Another of the goals for IdZ is that it should be able to exchange blue-force situation awareness data with allied command-and-control or soldier system ensembles. RDE's proprietary Army Command and Control Equipment (ACE) battle management system (BMS) family, which includes a dismounted soldier system capability, is designed to be compliant with the NATO C2IEDM (Command and Control Information Exchange Data Model) interoperability standard. The RDE system was successfully used to exchange data with allied networks during the 2005 Coalition Warrior Interoperability Demonstration (CWID), and is expected to fulfil a similar function within the IdZ V2 demonstrator, one soldier per system being given the required communications interfaces.
Can just imagine the Platoon Commander using his iPaq PDA to do his emails in the war zone :)
 
#2
At least they get new stuff but - Many Germans working in their MOD were issued (last year) with an all singing all dancing PDA/Handy/Video/Camera thingy...

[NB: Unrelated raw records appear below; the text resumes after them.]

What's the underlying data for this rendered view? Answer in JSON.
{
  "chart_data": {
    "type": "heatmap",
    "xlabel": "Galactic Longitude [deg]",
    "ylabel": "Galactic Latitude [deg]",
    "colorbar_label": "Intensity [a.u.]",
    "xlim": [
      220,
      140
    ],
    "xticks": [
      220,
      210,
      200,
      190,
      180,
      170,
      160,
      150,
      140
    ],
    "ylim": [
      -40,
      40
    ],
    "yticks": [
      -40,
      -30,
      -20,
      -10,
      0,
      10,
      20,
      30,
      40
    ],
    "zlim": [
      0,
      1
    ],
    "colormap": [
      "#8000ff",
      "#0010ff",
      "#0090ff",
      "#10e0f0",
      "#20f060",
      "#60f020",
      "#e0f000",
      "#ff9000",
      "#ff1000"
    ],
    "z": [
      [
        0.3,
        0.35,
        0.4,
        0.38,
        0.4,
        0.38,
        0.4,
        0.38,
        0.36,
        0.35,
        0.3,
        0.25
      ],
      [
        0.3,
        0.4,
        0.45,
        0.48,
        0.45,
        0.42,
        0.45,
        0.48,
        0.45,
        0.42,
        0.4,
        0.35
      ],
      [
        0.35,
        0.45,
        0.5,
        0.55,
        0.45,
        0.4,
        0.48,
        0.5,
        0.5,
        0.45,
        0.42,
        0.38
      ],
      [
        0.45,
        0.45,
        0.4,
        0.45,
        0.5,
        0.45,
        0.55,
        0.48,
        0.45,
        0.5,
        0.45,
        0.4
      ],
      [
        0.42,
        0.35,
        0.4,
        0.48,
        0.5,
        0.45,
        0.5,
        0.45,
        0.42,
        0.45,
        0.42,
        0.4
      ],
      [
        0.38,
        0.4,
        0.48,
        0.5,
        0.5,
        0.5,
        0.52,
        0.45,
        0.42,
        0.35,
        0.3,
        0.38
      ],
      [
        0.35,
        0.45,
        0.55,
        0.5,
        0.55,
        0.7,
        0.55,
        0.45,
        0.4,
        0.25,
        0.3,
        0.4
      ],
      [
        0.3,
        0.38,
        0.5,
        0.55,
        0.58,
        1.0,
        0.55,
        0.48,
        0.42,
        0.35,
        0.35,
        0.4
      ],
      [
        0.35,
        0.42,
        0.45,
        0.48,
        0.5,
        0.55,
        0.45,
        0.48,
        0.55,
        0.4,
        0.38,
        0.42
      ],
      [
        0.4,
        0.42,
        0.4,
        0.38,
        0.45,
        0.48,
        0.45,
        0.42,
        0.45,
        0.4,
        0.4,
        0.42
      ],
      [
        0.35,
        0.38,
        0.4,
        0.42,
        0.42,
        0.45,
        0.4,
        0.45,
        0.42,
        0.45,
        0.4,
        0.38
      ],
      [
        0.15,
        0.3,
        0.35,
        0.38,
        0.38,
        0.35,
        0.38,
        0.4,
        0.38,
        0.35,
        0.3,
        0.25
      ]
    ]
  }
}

Shame that under their Securityorders they cannot have a camera in the MOD main building.

Poor HWF Gunther had to spend 2 weeks scratching the lenses and covering them with super glue.
 

LIMA

Old-Salt
#3
aha!---but we have the "New" AFV 432

Anyone encountering one on the Battlefield will believe that he has been Catapulted 30 Years back through time and will be totally disoriented. During this period of disorientation we will be able to administer a severe helping of Track Rash and add a few pounds of lead to his Body Mass Index!

Plus - we have 5 metres of String in our top left hand Pocket! who needs PDA`s

Its all part of the Cunning (Cnunting?) plan!!